On Saturday, California Governor Jerry Brown signed a law that people are calling the toughest regulation of agricultural antibiotics in the U.S. Under the new law, if an antibiotic is important to humans, it can’t be used to promote growth in farm animals, or to prevent their diseases.

Advocates have been pushing for laws like this because the more we use antibiotics, the more likely it is that diseases will evolve to survive their use. We’re already seeing a rise in antibiotic-resistant bacteria. Around the world, some 700,000 people die each year from antibiotic-resistant bacterial infections, and scientists are scrambling to find new ways of killing germs.

The California law is interesting because it goes a step beyond the current federal rules, by banning the prophylactic use in animals of those antibiotics that treat human diseases. The federal Food and Drug Administration has banned the use of those antibiotics for growth promotion, but it still allows farmers to use them for preventive purposes under the guidance of a veterinarian.

California’s upgrades to fuel-efficiency standards for cars have world-changing effect, because automakers around the world tune up their entire production lines to meet the regulations.
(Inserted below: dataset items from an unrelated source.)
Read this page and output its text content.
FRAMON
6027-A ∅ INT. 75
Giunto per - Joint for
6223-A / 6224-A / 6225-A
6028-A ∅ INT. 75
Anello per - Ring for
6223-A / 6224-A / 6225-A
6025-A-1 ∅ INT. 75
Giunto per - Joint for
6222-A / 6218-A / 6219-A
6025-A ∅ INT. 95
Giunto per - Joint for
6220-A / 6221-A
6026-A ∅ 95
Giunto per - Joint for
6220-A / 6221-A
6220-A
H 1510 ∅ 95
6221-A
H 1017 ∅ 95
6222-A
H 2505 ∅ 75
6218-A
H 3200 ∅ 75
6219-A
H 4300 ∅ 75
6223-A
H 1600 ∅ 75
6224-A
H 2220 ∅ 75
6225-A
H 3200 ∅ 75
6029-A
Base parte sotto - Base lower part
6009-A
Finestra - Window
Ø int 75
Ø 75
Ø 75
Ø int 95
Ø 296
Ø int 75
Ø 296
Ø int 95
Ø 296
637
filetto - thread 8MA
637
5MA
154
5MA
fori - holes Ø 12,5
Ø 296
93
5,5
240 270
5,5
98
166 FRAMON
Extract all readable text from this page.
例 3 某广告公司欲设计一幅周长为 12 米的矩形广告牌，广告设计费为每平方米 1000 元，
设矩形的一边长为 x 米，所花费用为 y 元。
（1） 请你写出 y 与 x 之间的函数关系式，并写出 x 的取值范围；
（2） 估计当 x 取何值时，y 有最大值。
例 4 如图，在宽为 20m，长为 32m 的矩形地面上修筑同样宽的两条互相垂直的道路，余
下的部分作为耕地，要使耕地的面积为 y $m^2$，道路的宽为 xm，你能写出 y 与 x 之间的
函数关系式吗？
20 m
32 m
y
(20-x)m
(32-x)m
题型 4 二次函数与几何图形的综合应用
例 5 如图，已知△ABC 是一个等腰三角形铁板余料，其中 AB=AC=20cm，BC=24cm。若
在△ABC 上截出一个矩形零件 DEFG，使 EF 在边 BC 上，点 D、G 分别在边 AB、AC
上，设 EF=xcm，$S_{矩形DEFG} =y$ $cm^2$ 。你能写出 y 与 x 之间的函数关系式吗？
This law won’t have that kind of impact since it only applies to animal farmers within the state. Still, the passage of the law provides a powerful signal that the world is changing.

The most striking evidence of change was the lack of opposition to the bill. As Bloomberg reported:

The state’s meat and poultry associations stayed neutral on the bill. No one was squawking about heavy-handed regulation or government interference. Just seven lawmakers voted against it.

“I think the bill is basically doing something that we in California have been doing all along, which is phasing out antibiotic use,” said Bill Mattos, president of the California Poultry Federation, which represents large poultry farmers. “It’s something that the industry is living with. We’re happy to get this bill the way it is, and I think we’re going to see more of this.”

That’s a sea change from just five years ago, when farmers were vigorously protesting any limits on the way they used antibiotics. Just last year, when I visited with Iowa farmers to ask about the FDA regulations coming into effect, people were pretty nervous about the rules restricting their ability to farm. But that seems to have shifted as the industry has embraced the cause of reducing its use of medically important antibiotics.

One year ago, I was writing about chicken giant Perdue vowing to remove most antibiotics from production. Then, in April 2015, there was Tyson, announcing that it was wringing antibiotics out of its farming practices. People started talking about a tipping point. Then McDonald’s, and Foster Farms, and Walmart, and many other companies climbed on the bandwagon.

The fear of change is gone. Farmers used to worry — and people in the food movement used to hope — that, without routine use of antibiotics, animals wouldn’t be able to survive in the close quarters of modern, indoor farms, so maybe the entire confined-animal-feeding-operation system would collapse. But the meat industry has found that antibiotic bans are not a threat to its business model. In fact, moving more animals indoors may actually be reducing farmers’ dependence on antibiotics. That’s what Marian Swain found when she interviewed hog farmer Larry Sailer for her Grist explainer on antibiotics. Sailer told her that:

[H]e uses antibiotics only on pigs that are showing symptoms of illness, and after consulting with a vet. But he says this wasn’t the case 50 years ago, when they kept their pigs outdoors and they were more exposed to weather and pests. “I can’t say that I ever used antibiotics for growth promotion back then, but I was worried more,” he told me, and explained that they used to use antibiotics more regularly than they do now.

The industry support for — or at least lack of opposition to — the California law suggests that we really have turned a corner on agricultural use of antibiotics. It also suggests that the industry will thrive without too much upheaval as it puts the squeeze on antibiotic use.